Diving coach Lisa Martin and diver Andrew Sibbald are all smiles after winning silver and bronze at the BC Winter Games on the weekend

A medley of medals for Games athletes

The BC Winter Games wrapped up on Sunday in Penticton with local athletes bringing home plenty of hardware.

The BC Winter Games wrapped up on Sunday in Penticton with local athletes bringing home plenty of hardware.

The Kootenay Zone 1 team took home 28 medals, including 10 gold, 12 silver, and 6 bronze at the three-day event that saw close to 1,700 athletes converge on the Okanagan city to compete in 17 sports.

Rossland’s Andrew Sibbald won silver in three-metre and bronze in one-metre boys diving, while Jasmine Drolet claimed bronze in Midget girls cross-country skiing.
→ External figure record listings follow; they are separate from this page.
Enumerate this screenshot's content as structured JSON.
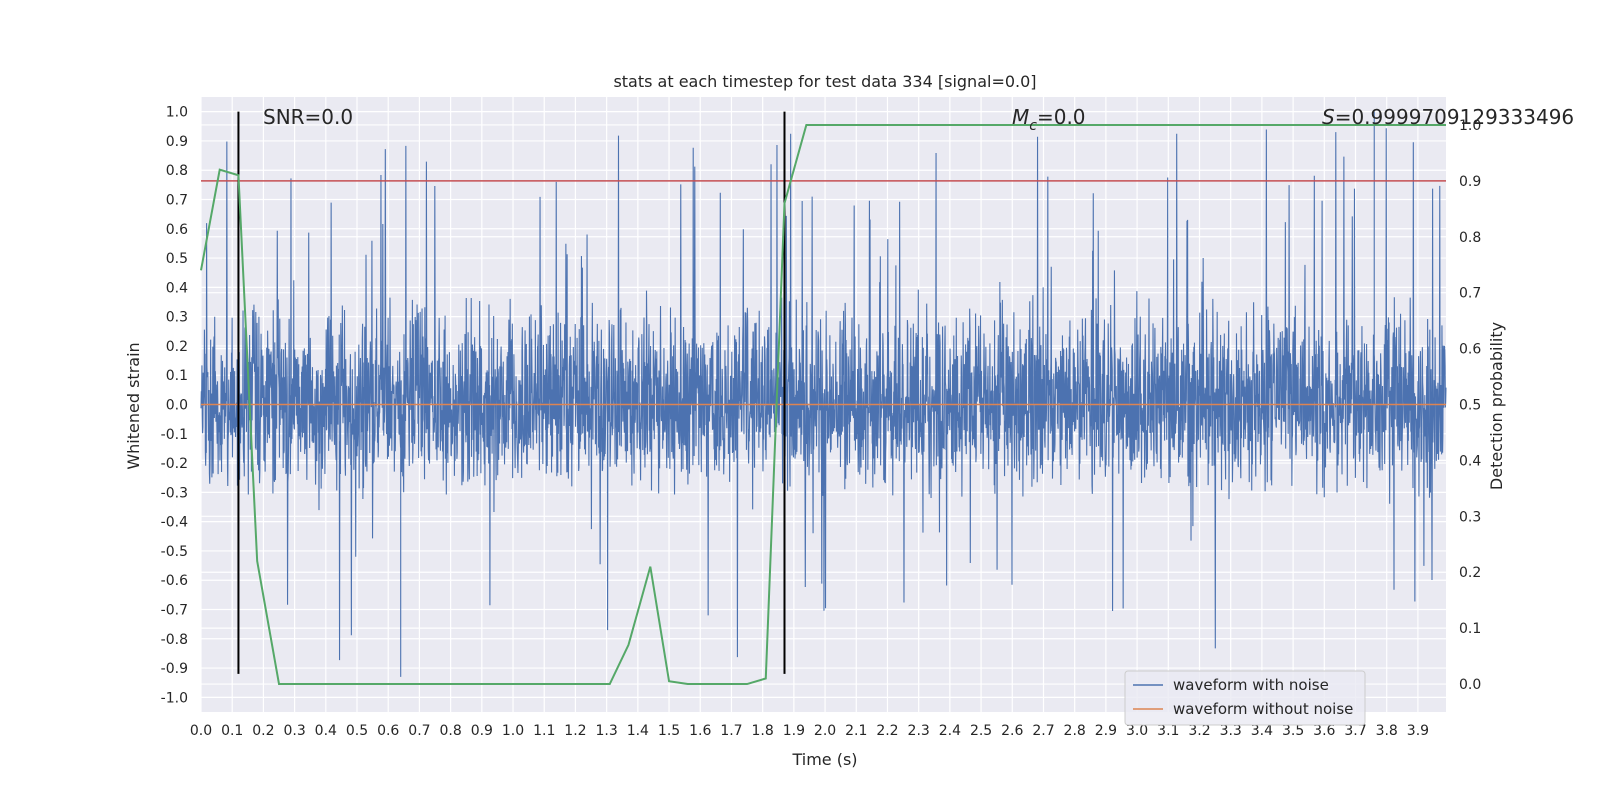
{
  "chart_data": {
    "type": "line",
    "title": "stats at each timestep for test data 334 [signal=0.0]",
    "xlabel": "Time (s)",
    "ylabel": "Whitened strain",
    "ylabel_right": "Detection probability",
    "xlim": [
      0.0,
      3.99
    ],
    "ylim": [
      -1.05,
      1.05
    ],
    "ylim_right": [
      -0.05,
      1.05
    ],
    "xticks": [
      "0.0",
      "0.1",
      "0.2",
      "0.3",
      "0.4",
      "0.5",
      "0.6",
      "0.7",
      "0.8",
      "0.9",
      "1.0",
      "1.1",
      "1.2",
      "1.3",
      "1.4",
      "1.5",
      "1.6",
      "1.7",
      "1.8",
      "1.9",
      "2.0",
      "2.1",
      "2.2",
      "2.3",
      "2.4",
      "2.5",
      "2.6",
      "2.7",
      "2.8",
      "2.9",
      "3.0",
      "3.1",
      "3.2",
      "3.3",
      "3.4",
      "3.5",
      "3.6",
      "3.7",
      "3.8",
      "3.9"
    ],
    "yticks": [
      "-1.0",
      "-0.9",
      "-0.8",
      "-0.7",
      "-0.6",
      "-0.5",
      "-0.4",
      "-0.3",
      "-0.2",
      "-0.1",
      "0.0",
      "0.1",
      "0.2",
      "0.3",
      "0.4",
      "0.5",
      "0.6",
      "0.7",
      "0.8",
      "0.9",
      "1.0"
    ],
    "yticks_right": [
      "0.0",
      "0.1",
      "0.2",
      "0.3",
      "0.4",
      "0.5",
      "0.6",
      "0.7",
      "0.8",
      "0.9",
      "1.0"
    ],
    "grid": true,
    "legend_position": "bottom-right",
    "annotations": {
      "snr": "SNR=0.0",
      "mc_symbol": "M",
      "mc_sub": "c",
      "mc_value": "=0.0",
      "s_symbol": "S",
      "s_value": "=0.9999709129333496"
    },
    "series": [
      {
        "name": "waveform with noise",
        "color": "#4c72b0",
        "kind": "noise",
        "x_range": [
          0.0,
          3.99
        ],
        "typical_range": [
          -0.4,
          0.45
        ],
        "peak_max": 1.0,
        "peak_min": -0.93
      },
      {
        "name": "waveform without noise",
        "color": "#dd8452",
        "x": [
          0.0,
          3.99
        ],
        "y": [
          0.0,
          0.0
        ]
      }
    ],
    "probability_series": {
      "color": "#55a868",
      "x": [
        0.0,
        0.06,
        0.12,
        0.18,
        0.25,
        0.31,
        0.38,
        0.44,
        0.5,
        0.56,
        0.62,
        0.69,
        0.75,
        0.81,
        0.88,
        0.94,
        1.0,
        1.06,
        1.12,
        1.19,
        1.25,
        1.31,
        1.37,
        1.44,
        1.5,
        1.56,
        1.62,
        1.69,
        1.75,
        1.81,
        1.87,
        1.94,
        2.0,
        3.99
      ],
      "y": [
        0.74,
        0.92,
        0.91,
        0.22,
        0.0,
        0.0,
        0.0,
        0.0,
        0.0,
        0.0,
        0.0,
        0.0,
        0.0,
        0.0,
        0.0,
        0.0,
        0.0,
        0.0,
        0.0,
        0.0,
        0.0,
        0.0,
        0.07,
        0.21,
        0.005,
        0.0,
        0.0,
        0.0,
        0.0,
        0.01,
        0.86,
        1.0,
        1.0,
        1.0
      ]
    },
    "threshold": {
      "value": 0.9,
      "axis": "right",
      "color": "#c44e52"
    },
    "vertical_markers": {
      "x": [
        0.12,
        1.87
      ],
      "y_range": [
        -0.92,
        1.0
      ],
      "color": "#000000"
    }
  }
}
Salmo’s Haley Olinyk with guide Michaela Richens captured two gold medals in para-interval start and para-interval sprint mixed standing skiing, and Kootenay Bay’s Jessica Rideout won silver in the same events with Sofeya Devji as her guide. Red Mountain Racer Heiko Ihns of Castlegar also captured gold in the slalom and silver in Giant Slalom.
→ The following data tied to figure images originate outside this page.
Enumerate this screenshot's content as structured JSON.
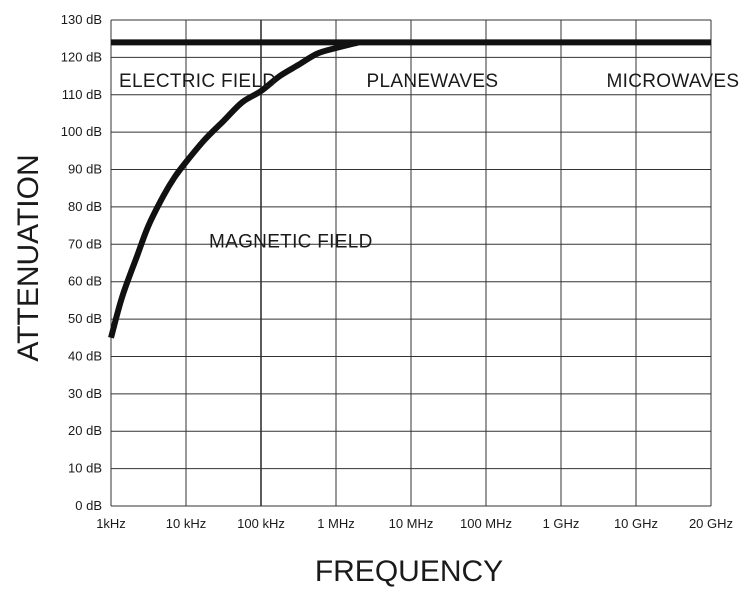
{
  "chart_data": {
    "type": "line",
    "title": "",
    "xlabel": "FREQUENCY",
    "ylabel": "ATTENUATION",
    "x_scale": "log",
    "x_ticks": [
      "1kHz",
      "10 kHz",
      "100 kHz",
      "1 MHz",
      "10 MHz",
      "100 MHz",
      "1 GHz",
      "10 GHz",
      "20 GHz"
    ],
    "y_ticks": [
      "0 dB",
      "10 dB",
      "20 dB",
      "30 dB",
      "40 dB",
      "50 dB",
      "60 dB",
      "70 dB",
      "80 dB",
      "90 dB",
      "100 dB",
      "110 dB",
      "120 dB",
      "130 dB"
    ],
    "ylim": [
      0,
      130
    ],
    "grid": true,
    "annotations": [
      {
        "text": "ELECTRIC FIELD",
        "x": 0,
        "y": 114
      },
      {
        "text": "PLANEWAVES",
        "x": 3.3,
        "y": 114
      },
      {
        "text": "MICROWAVES",
        "x": 6.5,
        "y": 114
      },
      {
        "text": "MAGNETIC FIELD",
        "x": 1.2,
        "y": 71
      }
    ],
    "series": [
      {
        "key": "electric",
        "points": [
          [
            0,
            124
          ],
          [
            8,
            124
          ]
        ]
      },
      {
        "key": "magnetic",
        "points": [
          [
            0,
            45
          ],
          [
            0.15,
            56
          ],
          [
            0.35,
            67
          ],
          [
            0.5,
            75
          ],
          [
            0.7,
            83
          ],
          [
            0.85,
            88
          ],
          [
            1.0,
            92
          ],
          [
            1.25,
            98
          ],
          [
            1.5,
            103
          ],
          [
            1.75,
            108
          ],
          [
            2.0,
            111
          ],
          [
            2.25,
            115
          ],
          [
            2.5,
            118
          ],
          [
            2.75,
            121
          ],
          [
            3.0,
            122.5
          ],
          [
            3.3,
            124
          ]
        ]
      }
    ]
  }
}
Sibbald trains at the Greater Trail Aquatic and Leisure Centre but once a month he travels to the Lower Mainland to practice with the South Surrey White Rock Divers (SSWRD). His diving coach, Lisa Martin, was proud of the Rossland native’s accomplishments at the Games, and impressed with his commitment.

“Andrew is super dedicated, most of my other kids wouldn’t do that,” Martin told Games reporter Sawyer Klassen. “He trains really hard by himself, we try to give him all the pointers we can while he’s up in Trail. He comes down once a month, learns some new dives and then goes back up there to perfect them.”

Sibbald’s hard work paid off as he exceeded his expectations and broke the 200-point barrier in both his dives. Sibbald scored 200.3 points in 3-metre and 200.9 in the 1 metre to plant himself firmly among BC’s best young divers.

“It’s very exciting, because coming into this competition there were a lot of pretty good divers that I haven’t dove with in a long time,” Sibbald said. “I was really worried, but getting second place was exciting.”

Meanwhile, at the Nickel Plate Nordic Centre, Richens guided Olinyk, who is visually impaired, to victory in the five-kilometre para-category of cross-country skiing.

“(It’s) such a positive experience, helping your best friend reach the finish line,” said Richens, who has been friends with Olinyk since Grade 3.

Things on the course went well, but Olinyk pointed out that there were more hills than they’re used to and the crowd was also a bit daunting.

“(There’s) such a huge audience and all of B.C. is watching,” Olinyk told Games reporter Emanuel Sequeira, noting that it was her first BC games.

It was cool to win, but  it was great to see her friend have the experience, said Olinyk, who won gold with Canada at the International Blind Sports Association Games in Colorado Springs in goal ball last year.

“I’m glad I brought (Richens) with me so she could experience it.”

Fraser River’s Zone 4 team claimed top spot overall with 42 gold, 44 silver, and 21 bronze for 107 total. Vancouver Coast was right behind them with a 105-medal haul: 35 gold, 27 silver, and 43 bronze.